Why is this novel so extraordinary?
A) Because it does what only some of the greatest novels have done; it conquers Time in a unique way, rising quite above the here and now. It is able to pull out the story from British history, as it were, even though it is set in the contemporary situation.
B) The narrative technique in this novel is a marvel. It has a deceptive simplicity. The first chapter is in first person, but then so is the second in first person though the narrator has changed. In the first chapter you are told the story of Lisa Grey, a young attractive widow (with a son), by Lisa herself. She has the capacity to draw all your sympathy because she is in an unenviable position. But then she is discovered by a rich pleasing man, Elias York, who marries her.
The second chapter takes you into an altogether different situation where the scene changes to the story of Elias’s half-sister, Megan, the second narrator. The names are chosen brilliantly to make you get the feel of the person in question. Megan is quite in the situation of Lisa as she also has a son and has been left by her first husband. But Megan is hardly like Lisa as a person. She wants her son, Rupert, to be the king of the York family business and drowns herself in that effort, not even agreeing to give a son to her second husband, David, whom she likes much more than her first. The perspective from which the story is narrated in the second chapter now changes entirely and our first love, Lisa, now fades into the background. Herein lies the power of the narrator; enter a new narrator and you begin to see everything from the new point of view.
C) The characters in this novel are citizens of the world even though they are traditional, in a sense, to Britain. As an Indian reader, I found it perfectly right for the ways in which Lisa’s father and mother react differently to her decision to marry Elias. I had imagined that only Indians would react in this manner. But Tyler’s fiction captures the scene like one who writes globally because her target is more human nature than social reality.
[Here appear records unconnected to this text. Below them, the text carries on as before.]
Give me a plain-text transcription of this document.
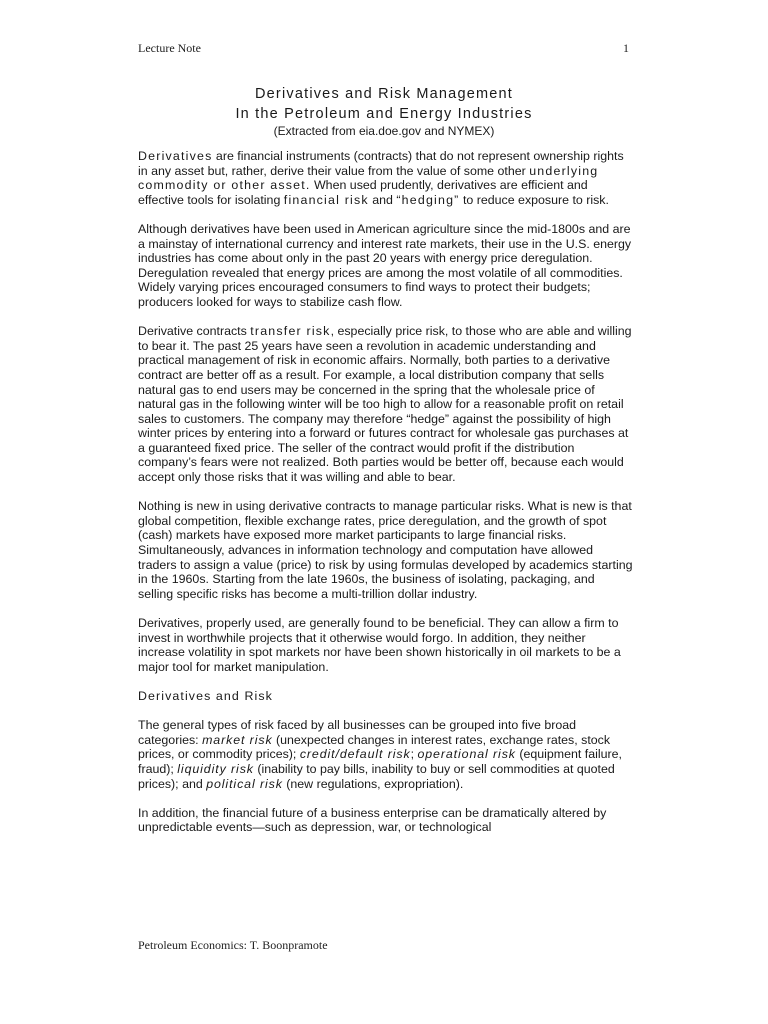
Lecture Note	1
Derivatives and Risk Management
In the Petroleum and Energy Industries
(Extracted from eia.doe.gov and NYMEX)

Derivatives are financial instruments (contracts) that do not represent ownership rights in any asset but, rather, derive their value from the value of some other underlying commodity or other asset. When used prudently, derivatives are efficient and effective tools for isolating financial risk and “hedging” to reduce exposure to risk.

Although derivatives have been used in American agriculture since the mid-1800s and are a mainstay of international currency and interest rate markets, their use in the U.S. energy industries has come about only in the past 20 years with energy price deregulation. Deregulation revealed that energy prices are among the most volatile of all commodities. Widely varying prices encouraged consumers to find ways to protect their budgets; producers looked for ways to stabilize cash flow.

Derivative contracts transfer risk, especially price risk, to those who are able and willing to bear it. The past 25 years have seen a revolution in academic understanding and practical management of risk in economic affairs. Normally, both parties to a derivative contract are better off as a result. For example, a local distribution company that sells natural gas to end users may be concerned in the spring that the wholesale price of natural gas in the following winter will be too high to allow for a reasonable profit on retail sales to customers. The company may therefore “hedge” against the possibility of high winter prices by entering into a forward or futures contract for wholesale gas purchases at a guaranteed fixed price. The seller of the contract would profit if the distribution company’s fears were not realized. Both parties would be better off, because each would accept only those risks that it was willing and able to bear.

Nothing is new in using derivative contracts to manage particular risks. What is new is that global competition, flexible exchange rates, price deregulation, and the growth of spot (cash) markets have exposed more market participants to large financial risks. Simultaneously, advances in information technology and computation have allowed traders to assign a value (price) to risk by using formulas developed by academics starting in the 1960s. Starting from the late 1960s, the business of isolating, packaging, and selling specific risks has become a multi-trillion dollar industry.

Derivatives, properly used, are generally found to be beneficial. They can allow a firm to invest in worthwhile projects that it otherwise would forgo. In addition, they neither increase volatility in spot markets nor have been shown historically in oil markets to be a major tool for market manipulation.

Derivatives and Risk

The general types of risk faced by all businesses can be grouped into five broad categories: market risk (unexpected changes in interest rates, exchange rates, stock prices, or commodity prices); credit/default risk; operational risk (equipment failure, fraud); liquidity risk (inability to pay bills, inability to buy or sell commodities at quoted prices); and political risk (new regulations, expropriation).

In addition, the financial future of a business enterprise can be dramatically altered by unpredictable events—such as depression, war, or technological

Petroleum Economics: T. Boonpramote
The story is so impacting that it takes you beyond time, place and nationality
D) It is difficult to stop reading once you start. I felt as though I was taken into a past life in which I was a part of what was happening. Tyler knows how not to say everything so that the reader is forced to keep the imagination up and doing.
E) Often theory places showing above telling but here is an example of how the reader can be pulled into the telling. Of course, the use of dialogue is so pronounced that most of the situation is shown. But the telling is also significant here and skillfully blended into the dialogue.
F) Though there is a strong feel of womanly sentiments in this novel, it cannot in any way be described as a woman’s novel alone. In fact, it has been written with the art to draw in male readers. I, for one, was bowled over by this Master Narrator. In the beginning, I thought it would be like Jane Austen’s Mansfield Park. But I soon realized that I was wrong. The best writers are never like each other entirely, though earlier writers seem to speak through them.